[英雄考] 外野手の悲劇

 唐突ですが。
 天然芝の球場の方が怪我も少なく、アクロバティックなプレーはやりやすいそうです。
 思うに外野守備の花形が少なくなったのって、“魅せるダイナミックなプレー”が出来なくなったせいなんじゃない? だから好投手、名打者だけにスポットライトがあたるようになったんじゃない?
 とか思いました。


 ダイビングプレーが出来なくなったことで外野手の守備範囲が狭まり、その分だけ予測行動の重要性が増しました。そしてそれに合わせて選手もプレースタイルを変化させていきます。
 これは玄人の目から見れば面白い(その上手さを理解できる)んですが、素人が見てもなんのこっちゃわからんので、あんまり面白くないんですよ。ショーとしては。

 これにはプロ野球の性質、つまり攻撃と守備がクッキリ分かれている点も大きく関わっています。
 ヒーローの資質には、まず「ハラハラドキドキさせてくれる」って要素が重要です。いうなれば“ギャンブル性”です。そして「緊迫した状況(ギャンブル)に勝つ」ことが、ヒーローの条件とも言えます。
(このとき“ヒーロー”とは「緊迫した状況から良い方向へ開放してくれる人間」ということになります。観戦者自身はその勝敗によって実際に利益/被害があるわけではありませんが、感情移入することでそれに近い状況を楽しむことが出来ます。特撮ヒーローと同じ構造です)

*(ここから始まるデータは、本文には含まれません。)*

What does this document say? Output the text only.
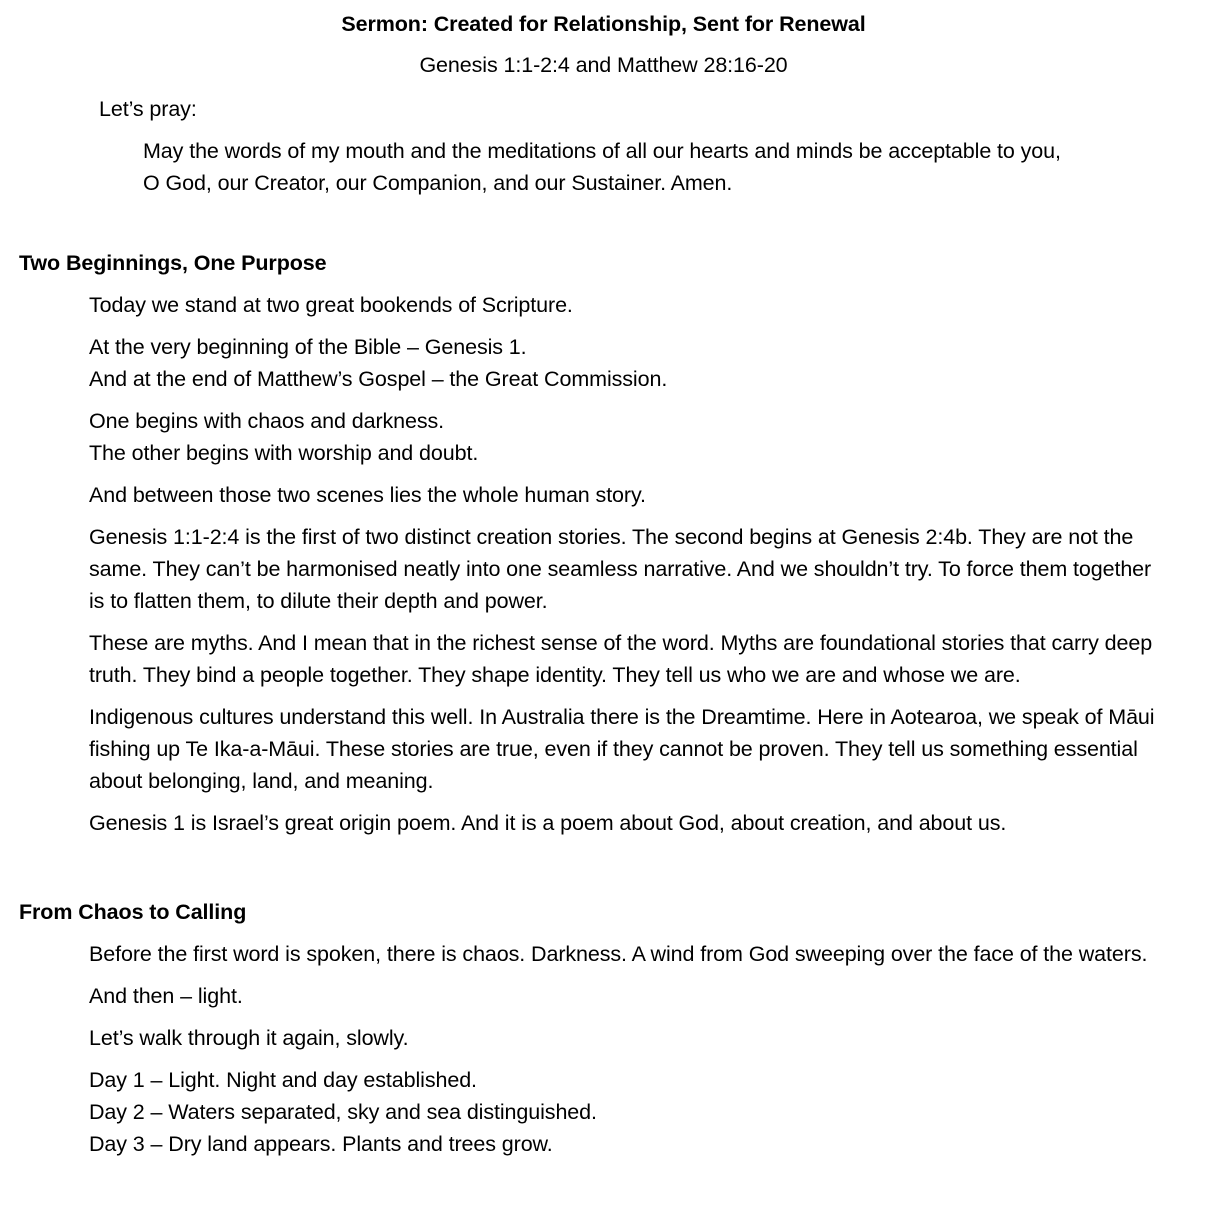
Sermon: Created for Relationship, Sent for Renewal

Genesis 1:1-2:4 and Matthew 28:16-20

Let’s pray:

May the words of my mouth and the meditations of all our hearts and minds be acceptable to you,
O God, our Creator, our Companion, and our Sustainer. Amen.
Two Beginnings, One Purpose

Today we stand at two great bookends of Scripture.

At the very beginning of the Bible – Genesis 1.
And at the end of Matthew’s Gospel – the Great Commission.
One begins with chaos and darkness.
The other begins with worship and doubt.

And between those two scenes lies the whole human story.

Genesis 1:1-2:4 is the first of two distinct creation stories. The second begins at Genesis 2:4b. They are not the same. They can’t be harmonised neatly into one seamless narrative. And we shouldn’t try. To force them together is to flatten them, to dilute their depth and power.

These are myths. And I mean that in the richest sense of the word. Myths are foundational stories that carry deep truth. They bind a people together. They shape identity. They tell us who we are and whose we are.

Indigenous cultures understand this well. In Australia there is the Dreamtime. Here in Aotearoa, we speak of Māui fishing up Te Ika-a-Māui. These stories are true, even if they cannot be proven. They tell us something essential about belonging, land, and meaning.

Genesis 1 is Israel’s great origin poem. And it is a poem about God, about creation, and about us.

From Chaos to Calling

Before the first word is spoken, there is chaos. Darkness. A wind from God sweeping over the face of the waters.

And then – light.

Let’s walk through it again, slowly.

Day 1 – Light. Night and day established.
Day 2 – Waters separated, sky and sea distinguished.
Day 3 – Dry land appears. Plants and trees grow.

 ところが上手な守備、予測行動が適確な守備というのは、ちっともハラハラドキドキしません。淡々とプレーが進行し、当然のようにアウトを取るだけです。これはそのチームを応援している人とっては重要なことですが、興味本位で見ている人にとってはツマランのです。
 対してダイビングキャッチというのは、分かりやすい勝負どころなんですね。ダイビングキャッチって、落としたら間違いなく進塁されるけど、キャッチできれば攻撃側の流れをバッサリ一刀両断に出来る。そういうギャンブルなわけです。見ているだけで、ハラハラドキドキできるものです。
 だからダイビングキャッチをする選手は“勝負師”であり、そういう選手のプレーってのは、ハラハラドキドキできます。このドキドキ感を味わわせてくれ、しかも勝つってのが、ヒーローの資質なんです。

 余談になりますが、これは名打者と名
投手の一騎打ちと同じ法則です。その対決もやっぱりハラハラドキドキするもので、一球一球、彼らは相手の思考を読み合い、どちらかが読みあいに勝っても、その後更に力勝負もあります。
 そうした勝負を魅せてくれる彼らがヒーローになるのは必然でしょう。

 で、まあ冒頭にもいいましたが、ダイビングキャッチが出来なくなったということは、外野手にとって魅せ場が一つ奪われたのも同然です。彼らにスポットライトが当たりにくくなったのも、むべなるかな、と。
(あくまで外野手として見たとき、残された“魅せる要素”は強肩によってアウトを取る守備くらいでしょうか?)

*  *  *

 余談ですが、サッカーでも当然ながら予測行動は大事です。
 ……なんですが、攻守が常に入れ替わり続けるサッカーの場合、「チャンスのとき、何故かいつもそこにいる」ってのはむしろヒーローの資質になります。

 なぜならチャンスボールをベストポジションで受けることは、その先にシュートのチャンスというギャンブルが待っています。このギャンブルに勝つことができれば間違いなくヒーローです。
 ただ、サッカーというスポーツは試合時間に比して得点数が少ないことにあります。観戦者は最初からそのことを知っているので、その時は得点できなくても「次がある」という期待感によって評価を維持します。(この辺がサッカー観戦の麻薬性かもしれません。サポーターが一丸となって期待感を持ち続けることができるという要素)

 サッカーで名アシストがヒーローになれるのは、「彼がボールを持てば、次にチャンス(ギャンブル)を演出してくれるに違いない」という期待感によるものでしょう。
 その辺が野球とサッカーの大きな違いです。